Mais l’on doit sans doute, à l’inverse, insister sur la responsabilité directe du héros, de l’agent, s’agissant de son acte, la déesse n’ayant que détourné le cours de la fureur d’Ajax qui était déjà folie, la faisant s’abattre sur d’autres objets vivants, notons-le, grâce à un truc : elle obnubile son esprit de visions illusoires : lui, massacrant le troupeau, se voit décimant les soldats et l’état-major des Atrides. Et plus il repait ses yeux de ces images fausses, plus il se leurre, s’enrage, s’enfonçant de plus en plus irrémédiablement dans le carnage géant.

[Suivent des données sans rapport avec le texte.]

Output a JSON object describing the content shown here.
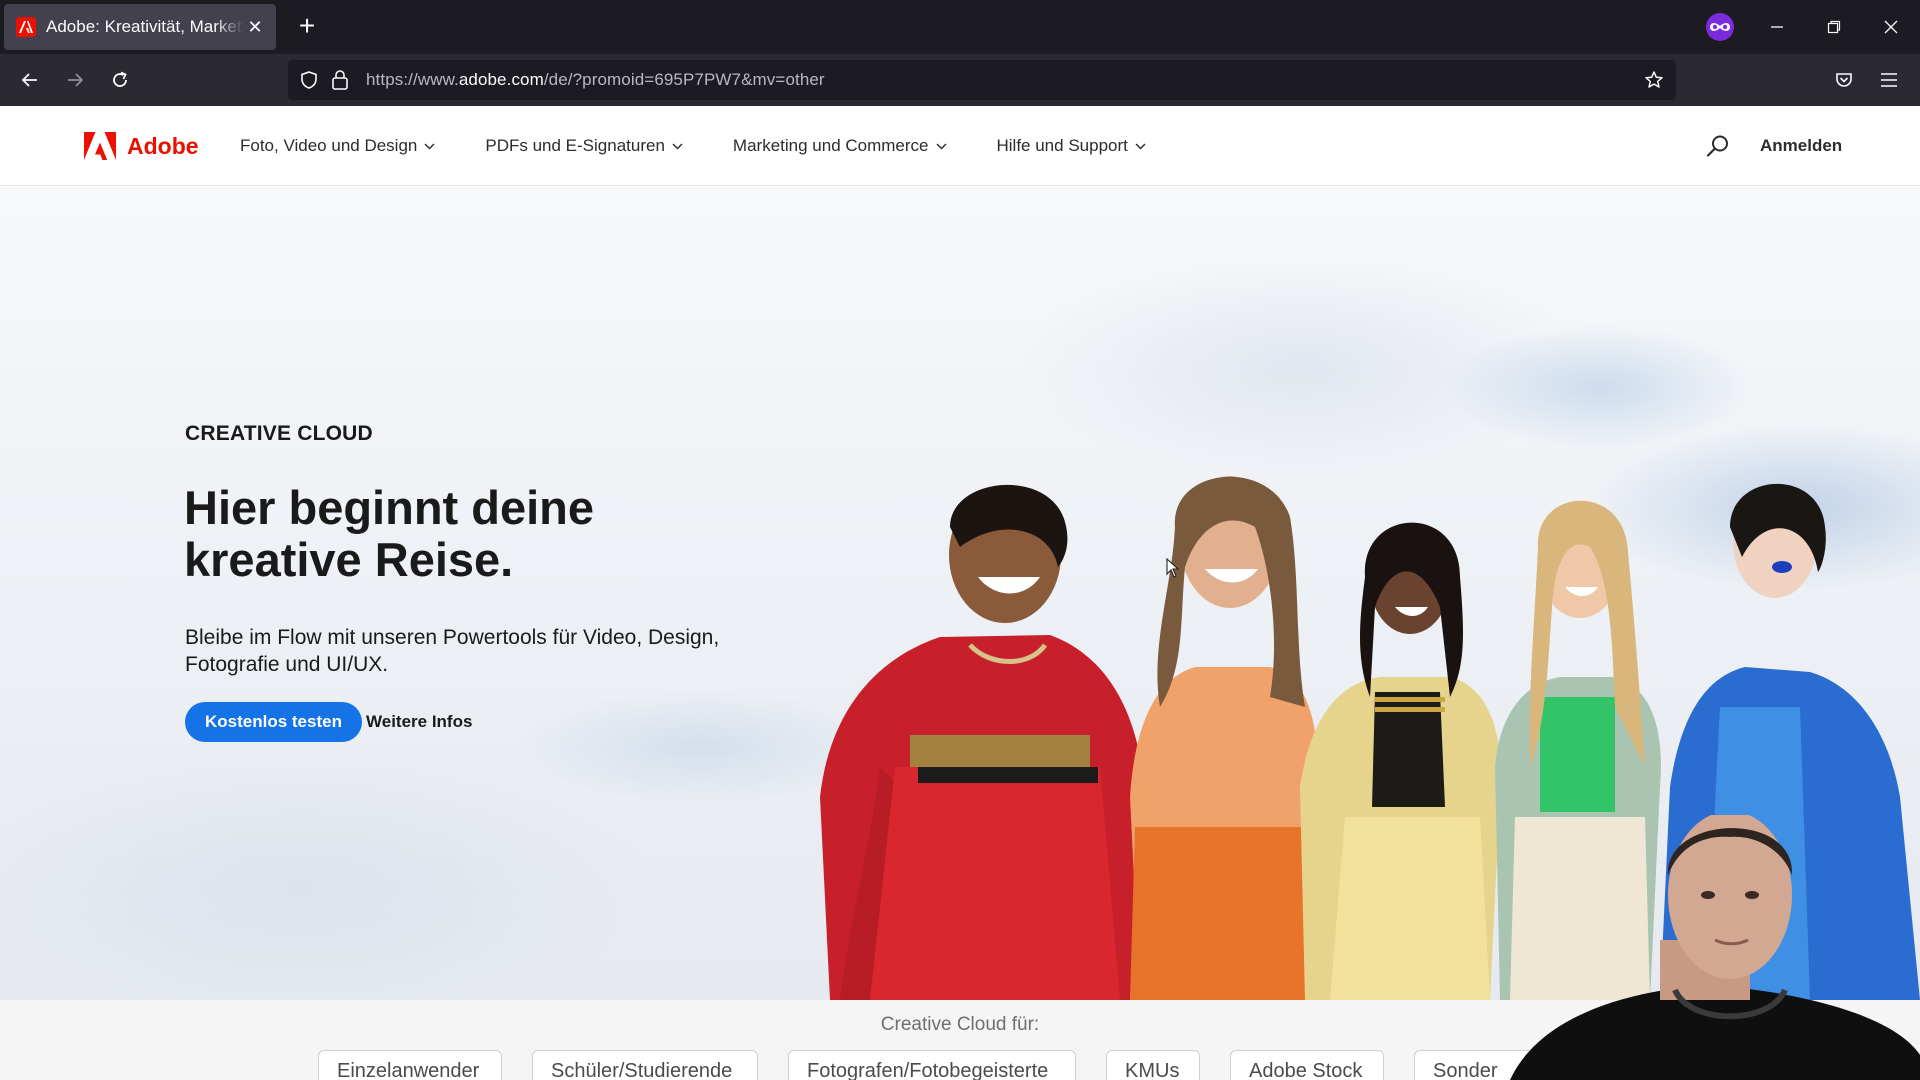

Athéna, certes, sauve les grecs, ses protégés. Mais plus profondément, le coup d’Athéna sert à dessiller Ajax lui-même – et nous avec – en le sortant brutalement de la logique infernale et archaïque de tout ce qui est dû à l’honneur. Si en effet il avait accompli son action telle qu’il la planifiait, il aurait massacré ses rivaux, et n’en aurait eu aucun remords, puisque c’est ce qu’il considérait être dû à l’honneur. Mais voilà, le coup d’Athéna fait dévier le cours projeté de l’action et lui fait contempler ses actes avec une distance sans précédent. Revenu à lui, il reste là, « abîmé dans son malheur, n’ayant ni mangé ni bu, sans mouvement au milieu du bétail égorgé ».

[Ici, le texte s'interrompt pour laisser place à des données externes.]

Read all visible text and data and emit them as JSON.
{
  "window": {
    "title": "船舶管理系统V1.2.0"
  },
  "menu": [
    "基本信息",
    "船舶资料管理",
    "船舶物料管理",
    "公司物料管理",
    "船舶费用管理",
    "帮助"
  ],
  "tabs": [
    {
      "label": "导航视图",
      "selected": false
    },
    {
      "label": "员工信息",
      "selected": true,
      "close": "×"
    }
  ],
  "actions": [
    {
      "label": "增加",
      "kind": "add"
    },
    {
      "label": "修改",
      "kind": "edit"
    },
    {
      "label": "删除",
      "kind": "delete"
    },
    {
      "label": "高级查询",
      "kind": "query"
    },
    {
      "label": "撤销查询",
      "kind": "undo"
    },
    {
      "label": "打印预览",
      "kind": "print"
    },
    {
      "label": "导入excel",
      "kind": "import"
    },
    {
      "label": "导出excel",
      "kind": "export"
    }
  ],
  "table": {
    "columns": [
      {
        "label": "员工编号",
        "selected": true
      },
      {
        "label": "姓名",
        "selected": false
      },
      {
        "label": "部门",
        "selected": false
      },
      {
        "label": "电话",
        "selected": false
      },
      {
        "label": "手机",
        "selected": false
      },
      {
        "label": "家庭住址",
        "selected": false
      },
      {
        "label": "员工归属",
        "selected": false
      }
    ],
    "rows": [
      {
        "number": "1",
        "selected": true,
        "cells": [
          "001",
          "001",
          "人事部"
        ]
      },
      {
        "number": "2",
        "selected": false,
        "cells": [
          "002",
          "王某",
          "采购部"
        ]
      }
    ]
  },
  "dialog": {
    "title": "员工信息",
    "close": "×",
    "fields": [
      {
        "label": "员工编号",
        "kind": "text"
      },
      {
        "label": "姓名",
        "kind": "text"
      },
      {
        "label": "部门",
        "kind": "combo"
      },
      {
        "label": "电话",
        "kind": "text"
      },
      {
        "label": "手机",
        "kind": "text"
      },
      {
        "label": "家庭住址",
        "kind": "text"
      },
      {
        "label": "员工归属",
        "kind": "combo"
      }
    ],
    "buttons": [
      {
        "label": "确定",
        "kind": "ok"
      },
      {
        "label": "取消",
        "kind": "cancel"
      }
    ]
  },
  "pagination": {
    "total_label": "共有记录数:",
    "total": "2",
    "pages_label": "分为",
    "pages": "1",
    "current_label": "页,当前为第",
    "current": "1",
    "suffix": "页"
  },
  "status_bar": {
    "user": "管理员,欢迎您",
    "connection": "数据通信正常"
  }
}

L’archaïsme d’un anthropocentrisme hypertrophié
Peut-être que la rumination entêtée des tracteurs et les appels solennels des cornes de brumes à Copenhague, ou les gaz putrides dégagés par les charniers à travers tout le pays en ce mois de novembre 2020, ont jeté l’actuel gouvernement danois dans un même état de prostration extra-lucide quant à la disproportion, la hâte, l’illégalité de la décision d’éradiquer toute une population animale. La prise de position par rapport à cette actualité étonnante est pourtant ambiguë, il est temps de le noter ici, car pour le formuler de manière abrupte, il est fort douteux que les tracteurs et les cornes de brumes ce samedi de fin novembre manifestent l’indignation et la solidarité des humains – leur empathie ?! – avec ces petits mammifères, élevés en masse pour leur fourrure, autrement dit destinés à l’abattoir.
Ces petits mammifères n’étaient-ils pas de toute façon condamnés, quantités vivantes négligeables ou plutôt négligées, ignorées ? Qu’ils soient abattus un peu plus tôt ou un peu plus tard, sur le temps long ou tous en même temps, quelle différence ? Ce n’est pas d’abord pour s’indigner de leur traitement, ni de leurs souffrances, que les cornes de brumes ont retenti et les moteurs de tracteurs ont vrombi des heures dans la capitale danoise. Les intérêts économiques en jeu, la répulsion à l’endroit d’une gestion jugée trop autoritaire de la crise ont d’abord provoqué cette contestation massive. Mais cette péripétie remarquable offre une occasion parfaite pour s’interroger sur le caractère idéologique, linguistique et économique de la frontière érigée entre le genre humain d’un côté et tous les autres genres animaux de l’autre.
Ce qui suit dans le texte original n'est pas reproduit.